Sandworm, one of Russia's most capable state hacking groups, has started borrowing a technique that until recently belonged mainly to financially motivated criminals.
Ukraine's CERT issued a warning Wednesday that Sandworm - the offensive cyber unit of the GRU, Russia's military intelligence agency - has been running Clickfix attacks against Ukrainian organizations since spring, with the campaign continuing through the summer. The method uses attacker-controlled websites that display a fake CAPTCHA, instructing visitors to copy a PowerShell command and paste it into their terminal. Ukrainian authorities identified 10 compromised websites used in the campaign.
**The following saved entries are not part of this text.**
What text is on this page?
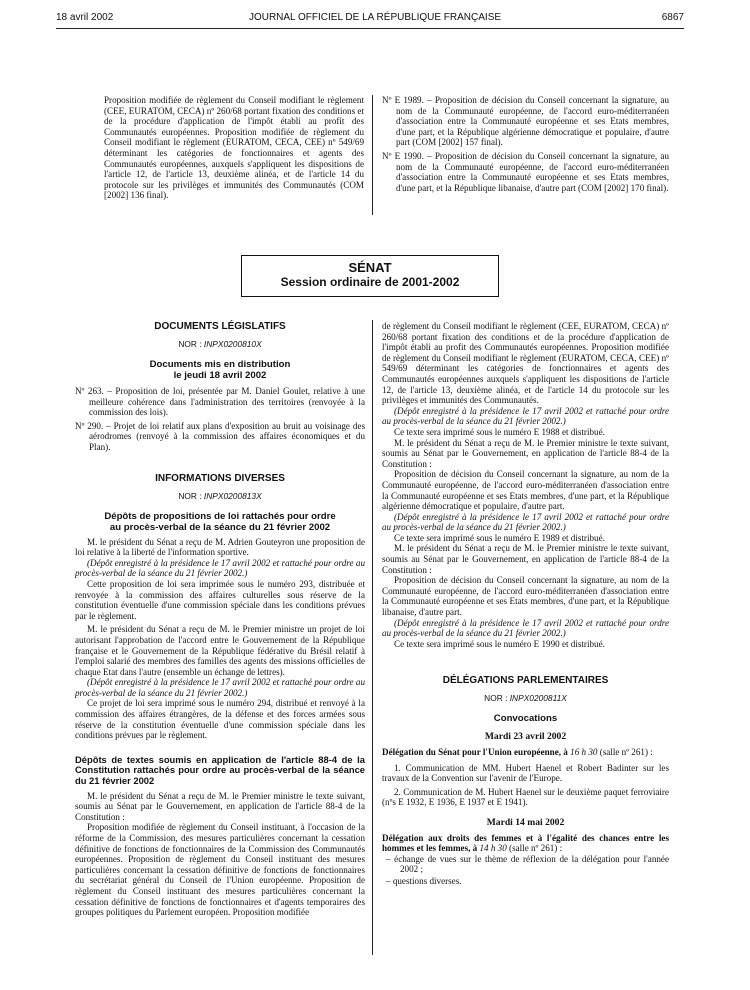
18 avril 2002	JOURNAL OFFICIEL DE LA RÉPUBLIQUE FRANÇAISE	6867

Proposition modifiée de règlement du Conseil modifiant le règlement (CEE, EURATOM, CECA) nº 260/68 portant fixation des conditions et de la procédure d'application de l'impôt établi au profit des Communautés européennes. Proposition modifiée de règlement du Conseil modifiant le règlement (EURATOM, CECA, CEE) nº 549/69 déterminant les catégories de fonctionnaires et agents des Communautés européennes, auxquels s'appliquent les dispositions de l'article 12, de l'article 13, deuxième alinéa, et de l'article 14 du protocole sur les privilèges et immunités des Communautés (COM [2002] 136 final).

Nº E 1989. – Proposition de décision du Conseil concernant la signature, au nom de la Communauté européenne, de l'accord euro-méditerranéen d'association entre la Communauté européenne et ses Etats membres, d'une part, et la République algérienne démocratique et populaire, d'autre part (COM [2002] 157 final).

Nº E 1990. – Proposition de décision du Conseil concernant la signature, au nom de la Communauté européenne, de l'accord euro-méditerranéen d'association entre la Communauté européenne et ses Etats membres, d'une part, et la République libanaise, d'autre part (COM [2002] 170 final).

SÉNAT
Session ordinaire de 2001-2002

DOCUMENTS LÉGISLATIFS

NOR : INPX0200810X

Documents mis en distribution

le jeudi 18 avril 2002

Nº 263. – Proposition de loi, présentée par M. Daniel Goulet, relative à une meilleure cohérence dans l'administration des territoires (renvoyée à la commission des lois).

Nº 290. – Projet de loi relatif aux plans d'exposition au bruit au voisinage des aérodromes (renvoyé à la commission des affaires économiques et du Plan).

INFORMATIONS DIVERSES

NOR : INPX0200813X

Dépôts de propositions de loi rattachés pour ordre

au procès-verbal de la séance du 21 février 2002

M. le président du Sénat a reçu de M. Adrien Gouteyron une proposition de loi relative à la liberté de l'information sportive.

(Dépôt enregistré à la présidence le 17 avril 2002 et rattaché pour ordre au procès-verbal de la séance du 21 février 2002.)

Cette proposition de loi sera imprimée sous le numéro 293, distribuée et renvoyée à la commission des affaires culturelles sous réserve de la constitution éventuelle d'une commission spéciale dans les conditions prévues par le règlement.

M. le président du Sénat a reçu de M. le Premier ministre un projet de loi autorisant l'approbation de l'accord entre le Gouvernement de la République française et le Gouvernement de la République fédérative du Brésil relatif à l'emploi salarié des membres des familles des agents des missions officielles de chaque Etat dans l'autre (ensemble un échange de lettres).

(Dépôt enregistré à la présidence le 17 avril 2002 et rattaché pour ordre au procès-verbal de la séance du 21 février 2002.)

Ce projet de loi sera imprimé sous le numéro 294, distribué et renvoyé à la commission des affaires étrangères, de la défense et des forces armées sous réserve de la constitution éventuelle d'une commission spéciale dans les conditions prévues par le règlement.

Dépôts de textes soumis en application de l'article 88-4 de la Constitution rattachés pour ordre au procès-verbal de la séance du 21 février 2002

M. le président du Sénat a reçu de M. le Premier ministre le texte suivant, soumis au Sénat par le Gouvernement, en application de l'article 88-4 de la Constitution :

Proposition modifiée de règlement du Conseil instituant, à l'occasion de la réforme de la Commission, des mesures particulières concernant la cessation définitive de fonctions de fonctionnaires de la Commission des Communautés européennes. Proposition de règlement du Conseil instituant des mesures particulières concernant la cessation définitive de fonctions de fonctionnaires du secrétariat général du Conseil de l'Union européenne. Proposition de règlement du Conseil instituant des mesures particulières concernant la cessation définitive de fonctions de fonctionnaires et d'agents temporaires des groupes politiques du Parlement européen. Proposition modifiée

de règlement du Conseil modifiant le règlement (CEE, EURATOM, CECA) nº 260/68 portant fixation des conditions et de la procédure d'application de l'impôt établi au profit des Communautés européennes. Proposition modifiée de règlement du Conseil modifiant le règlement (EURATOM, CECA, CEE) nº 549/69 déterminant les catégories de fonctionnaires et agents des Communautés européennes auxquels s'appliquent les dispositions de l'article 12, de l'article 13, deuxième alinéa, et de l'article 14 du protocole sur les privilèges et immunités des Communautés.

(Dépôt enregistré à la présidence le 17 avril 2002 et rattaché pour ordre au procès-verbal de la séance du 21 février 2002.)

Ce texte sera imprimé sous le numéro E 1988 et distribué.

M. le président du Sénat a reçu de M. le Premier ministre le texte suivant, soumis au Sénat par le Gouvernement, en application de l'article 88-4 de la Constitution :

Proposition de décision du Conseil concernant la signature, au nom de la Communauté européenne, de l'accord euro-méditerranéen d'association entre la Communauté européenne et ses Etats membres, d'une part, et la République algérienne démocratique et populaire, d'autre part.

(Dépôt enregistré à la présidence le 17 avril 2002 et rattaché pour ordre au procès-verbal de la séance du 21 février 2002.)

Ce texte sera imprimé sous le numéro E 1989 et distribué.

M. le président du Sénat a reçu de M. le Premier ministre le texte suivant, soumis au Sénat par le Gouvernement, en application de l'article 88-4 de la Constitution :

Proposition de décision du Conseil concernant la signature, au nom de la Communauté européenne, de l'accord euro-méditerranéen d'association entre la Communauté européenne et ses Etats membres, d'une part, et la République libanaise, d'autre part.

(Dépôt enregistré à la présidence le 17 avril 2002 et rattaché pour ordre au procès-verbal de la séance du 21 février 2002.)

Ce texte sera imprimé sous le numéro E 1990 et distribué.

DÉLÉGATIONS PARLEMENTAIRES

NOR : INPX0200811X

Convocations

Mardi 23 avril 2002

Délégation du Sénat pour l'Union européenne, à 16 h 30 (salle nº 261) :

1. Communication de MM. Hubert Haenel et Robert Badinter sur les travaux de la Convention sur l'avenir de l'Europe.

2. Communication de M. Hubert Haenel sur le deuxième paquet ferroviaire (nºs E 1932, E 1936, E 1937 et E 1941).

Mardi 14 mai 2002

Délégation aux droits des femmes et à l'égalité des chances entre les hommes et les femmes, à 14 h 30 (salle nº 261) :

– échange de vues sur le thème de réflexion de la délégation pour l'année 2002 ;

– questions diverses.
At least one organization suffered a network breach after a connected device was found infected with FreakyPoll, one of Sandworm's custom malware packages; the campaign also involves tools the group has named GhettoVibe and ScoutCurl.
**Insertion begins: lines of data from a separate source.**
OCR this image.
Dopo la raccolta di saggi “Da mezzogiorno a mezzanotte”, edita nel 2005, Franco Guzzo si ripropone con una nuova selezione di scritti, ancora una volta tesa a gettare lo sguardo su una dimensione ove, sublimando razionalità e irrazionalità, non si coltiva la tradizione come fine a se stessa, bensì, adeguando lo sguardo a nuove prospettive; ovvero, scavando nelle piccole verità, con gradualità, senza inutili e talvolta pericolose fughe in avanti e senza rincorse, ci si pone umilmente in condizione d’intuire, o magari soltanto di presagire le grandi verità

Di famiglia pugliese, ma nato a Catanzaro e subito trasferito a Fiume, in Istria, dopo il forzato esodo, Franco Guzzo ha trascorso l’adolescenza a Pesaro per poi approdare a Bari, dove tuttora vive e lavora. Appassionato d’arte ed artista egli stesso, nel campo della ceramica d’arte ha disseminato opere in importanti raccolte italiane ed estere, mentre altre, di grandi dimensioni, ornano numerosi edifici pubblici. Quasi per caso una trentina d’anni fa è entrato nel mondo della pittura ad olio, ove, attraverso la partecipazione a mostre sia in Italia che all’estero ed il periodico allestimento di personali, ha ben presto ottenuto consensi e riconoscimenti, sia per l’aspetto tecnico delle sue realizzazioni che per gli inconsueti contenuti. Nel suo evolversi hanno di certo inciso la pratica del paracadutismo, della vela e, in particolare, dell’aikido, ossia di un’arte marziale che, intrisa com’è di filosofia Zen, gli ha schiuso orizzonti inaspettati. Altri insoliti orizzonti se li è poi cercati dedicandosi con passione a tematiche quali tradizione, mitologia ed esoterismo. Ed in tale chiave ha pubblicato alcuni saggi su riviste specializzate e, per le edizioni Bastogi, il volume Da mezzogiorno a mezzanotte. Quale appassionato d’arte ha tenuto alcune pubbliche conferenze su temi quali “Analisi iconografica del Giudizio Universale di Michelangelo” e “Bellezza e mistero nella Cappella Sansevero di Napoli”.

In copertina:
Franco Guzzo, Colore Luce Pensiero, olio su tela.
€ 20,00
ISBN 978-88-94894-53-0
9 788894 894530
Clickfix has been effective precisely because it sidesteps conventional defenses by manipulating the user directly. That a group with Sandworm's resources and technical depth is reaching for a technique popularized by financially motivated criminals suggests the approach works well enough to clear the bar for nation-state operations - and it complicates attribution by blending into a noisy background of lower-tier threat activity.
Sandworm has been linked to some of the most damaging cyberattacks on record, including the 2015 and 2016 assaults on Ukraine's power grid and the NotPetya wiper campaign. Adding commodity-adjacent social engineering to that toolkit is either a sign of how effective Clickfix has become, or a deliberate move to muddy the forensic trail - likely both.